In liberating yourself from most of the traditional rules in academia, you might be tempted to replace them with rules (or another kind of structure) that offer some kind of guidance for your alt-ac life. An accomplished alt-ac scholar might serve as a productive model, giving you an idea of a trajectory or brand with which you can align yourself. There is an undeniable comfort and stability that comes from aligning yourself and your work with a similar model, and you should let yourself use this as long as it’s helpful. But if it ever limits you, don’t let it hold you back.
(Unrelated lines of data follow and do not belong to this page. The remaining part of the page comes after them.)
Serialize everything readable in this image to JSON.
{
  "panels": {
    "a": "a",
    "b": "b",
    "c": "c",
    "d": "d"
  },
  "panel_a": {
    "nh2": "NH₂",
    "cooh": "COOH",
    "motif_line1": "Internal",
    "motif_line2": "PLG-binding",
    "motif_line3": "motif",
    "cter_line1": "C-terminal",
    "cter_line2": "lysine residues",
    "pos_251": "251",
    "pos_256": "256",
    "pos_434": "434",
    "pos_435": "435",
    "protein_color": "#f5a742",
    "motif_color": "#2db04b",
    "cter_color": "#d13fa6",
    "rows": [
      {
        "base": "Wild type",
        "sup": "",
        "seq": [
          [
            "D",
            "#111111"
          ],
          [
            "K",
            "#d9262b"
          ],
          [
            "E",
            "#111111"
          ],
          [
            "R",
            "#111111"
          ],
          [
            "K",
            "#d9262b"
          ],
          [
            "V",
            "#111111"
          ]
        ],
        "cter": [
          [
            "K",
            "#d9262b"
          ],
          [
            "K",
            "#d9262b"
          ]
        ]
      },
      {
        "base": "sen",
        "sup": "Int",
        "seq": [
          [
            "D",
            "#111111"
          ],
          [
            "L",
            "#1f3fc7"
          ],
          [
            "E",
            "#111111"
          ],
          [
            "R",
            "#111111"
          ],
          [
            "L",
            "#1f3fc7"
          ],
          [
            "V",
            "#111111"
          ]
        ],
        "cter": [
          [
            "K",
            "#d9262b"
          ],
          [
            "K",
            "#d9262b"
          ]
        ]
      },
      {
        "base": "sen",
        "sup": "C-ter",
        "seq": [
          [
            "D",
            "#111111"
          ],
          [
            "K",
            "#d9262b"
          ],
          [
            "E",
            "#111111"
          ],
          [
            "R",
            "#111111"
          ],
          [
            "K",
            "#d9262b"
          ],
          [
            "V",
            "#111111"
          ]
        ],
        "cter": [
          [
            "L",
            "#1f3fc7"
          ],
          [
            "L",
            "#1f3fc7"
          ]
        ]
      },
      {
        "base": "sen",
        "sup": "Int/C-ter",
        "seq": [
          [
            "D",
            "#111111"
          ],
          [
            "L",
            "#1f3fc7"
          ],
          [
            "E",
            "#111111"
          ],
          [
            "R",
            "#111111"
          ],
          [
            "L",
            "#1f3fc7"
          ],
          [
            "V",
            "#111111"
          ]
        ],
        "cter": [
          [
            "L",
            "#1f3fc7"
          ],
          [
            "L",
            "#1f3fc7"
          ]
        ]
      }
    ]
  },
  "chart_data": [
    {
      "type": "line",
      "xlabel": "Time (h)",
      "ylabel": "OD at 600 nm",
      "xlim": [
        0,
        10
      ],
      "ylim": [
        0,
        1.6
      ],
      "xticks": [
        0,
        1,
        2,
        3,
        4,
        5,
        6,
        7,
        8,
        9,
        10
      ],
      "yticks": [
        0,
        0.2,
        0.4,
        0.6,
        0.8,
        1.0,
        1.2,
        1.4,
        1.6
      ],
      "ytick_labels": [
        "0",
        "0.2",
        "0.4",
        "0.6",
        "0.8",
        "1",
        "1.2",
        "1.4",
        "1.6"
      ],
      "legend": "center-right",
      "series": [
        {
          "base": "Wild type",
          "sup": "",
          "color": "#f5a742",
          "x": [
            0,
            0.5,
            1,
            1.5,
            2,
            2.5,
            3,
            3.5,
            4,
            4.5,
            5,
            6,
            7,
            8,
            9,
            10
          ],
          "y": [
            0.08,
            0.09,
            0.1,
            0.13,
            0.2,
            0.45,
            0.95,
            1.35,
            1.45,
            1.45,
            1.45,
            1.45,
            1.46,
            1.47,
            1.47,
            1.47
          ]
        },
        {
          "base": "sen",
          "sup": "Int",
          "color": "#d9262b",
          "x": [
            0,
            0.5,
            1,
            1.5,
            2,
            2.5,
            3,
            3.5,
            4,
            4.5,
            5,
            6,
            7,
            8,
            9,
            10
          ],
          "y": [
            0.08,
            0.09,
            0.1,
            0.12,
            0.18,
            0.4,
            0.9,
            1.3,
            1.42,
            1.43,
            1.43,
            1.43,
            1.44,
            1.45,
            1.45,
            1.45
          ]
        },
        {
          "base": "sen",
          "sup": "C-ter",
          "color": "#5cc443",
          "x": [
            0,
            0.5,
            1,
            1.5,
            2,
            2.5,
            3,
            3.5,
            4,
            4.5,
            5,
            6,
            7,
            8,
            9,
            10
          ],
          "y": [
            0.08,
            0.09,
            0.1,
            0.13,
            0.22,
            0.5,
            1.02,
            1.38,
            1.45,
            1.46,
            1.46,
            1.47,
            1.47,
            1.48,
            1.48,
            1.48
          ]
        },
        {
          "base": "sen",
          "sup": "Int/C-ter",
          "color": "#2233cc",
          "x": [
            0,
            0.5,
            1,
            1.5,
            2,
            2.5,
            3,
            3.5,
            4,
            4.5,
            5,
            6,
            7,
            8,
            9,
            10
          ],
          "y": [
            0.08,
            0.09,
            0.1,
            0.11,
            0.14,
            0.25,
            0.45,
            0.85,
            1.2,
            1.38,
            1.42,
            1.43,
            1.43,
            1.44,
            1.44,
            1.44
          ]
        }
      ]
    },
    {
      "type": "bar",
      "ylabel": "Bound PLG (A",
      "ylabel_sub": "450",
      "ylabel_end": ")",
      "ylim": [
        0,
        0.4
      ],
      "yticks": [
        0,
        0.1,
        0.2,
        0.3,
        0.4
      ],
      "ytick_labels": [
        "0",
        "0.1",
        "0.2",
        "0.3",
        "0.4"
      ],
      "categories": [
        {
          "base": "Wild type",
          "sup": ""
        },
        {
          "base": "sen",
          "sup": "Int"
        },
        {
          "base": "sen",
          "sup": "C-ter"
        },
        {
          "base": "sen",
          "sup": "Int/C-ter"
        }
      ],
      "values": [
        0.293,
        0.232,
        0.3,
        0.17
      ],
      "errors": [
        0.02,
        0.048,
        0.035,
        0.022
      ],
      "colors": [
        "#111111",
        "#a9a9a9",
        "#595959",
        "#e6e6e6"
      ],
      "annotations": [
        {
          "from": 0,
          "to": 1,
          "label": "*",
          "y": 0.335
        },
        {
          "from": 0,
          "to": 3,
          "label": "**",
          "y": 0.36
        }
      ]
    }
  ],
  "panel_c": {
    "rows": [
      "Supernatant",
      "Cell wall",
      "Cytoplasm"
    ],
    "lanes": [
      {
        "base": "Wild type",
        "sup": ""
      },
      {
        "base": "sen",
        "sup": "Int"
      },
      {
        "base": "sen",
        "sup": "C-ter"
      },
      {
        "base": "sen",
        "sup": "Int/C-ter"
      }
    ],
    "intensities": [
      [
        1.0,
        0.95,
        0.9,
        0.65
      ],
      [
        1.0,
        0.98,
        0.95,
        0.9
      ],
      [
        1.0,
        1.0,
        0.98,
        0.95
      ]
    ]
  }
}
            In other words: don’t feel compelled to sign up for a course you don’t want to take because it will put you on someone else’s version of a non-traditional path. Don’t obsess over making every hour spent at your graduate assistantship a perfect fit for the nearest career opportunity. You are, by definition, alternate. So be alternate. Take advantage of your freedom to pursue any opportunity that energizes you. Use all the resources at your disposal to do weird, innovative things that embody your non-traditional scholarly identity in its superlative form. Especially if it means your dissertation defense will include a video feed of Adam Sandler reading “Ode on a Grecian Urn” in the style of Opera Man.[4]

            In the words of many rebellious youngsters of my generation: you do you. In the end, you’ll be happy you did.

            [1] See Brooklyn Nine-Nine, season 6 episode 13, “The Bimbo,” written by Madeline Walter & Paul Welsh: the final (delightful) scene in which Kevin Cozner defends his husband’s honor to a room full of classicists.

            [2] And even if you are desperate for your committee’s approval, is there a more efficient way to get it? Like doing some cool departmental service, leveling up your teaching skills, or training a flock of parakeets to provide services to the university as full-time avian research assistants?

            [3] I suggest making a multicolored pie chart, as a coloring project can provide a stressed graduate student with much-needed relaxation.

            [4] “Kubla Khan” and Billy Madison would work, too.

Kelsey Norwood is a PhD candidate in English at Boston College, a graduate assistant at BC’s Center for Teaching Excellence, and a comedy writer with a fondness for anachronism.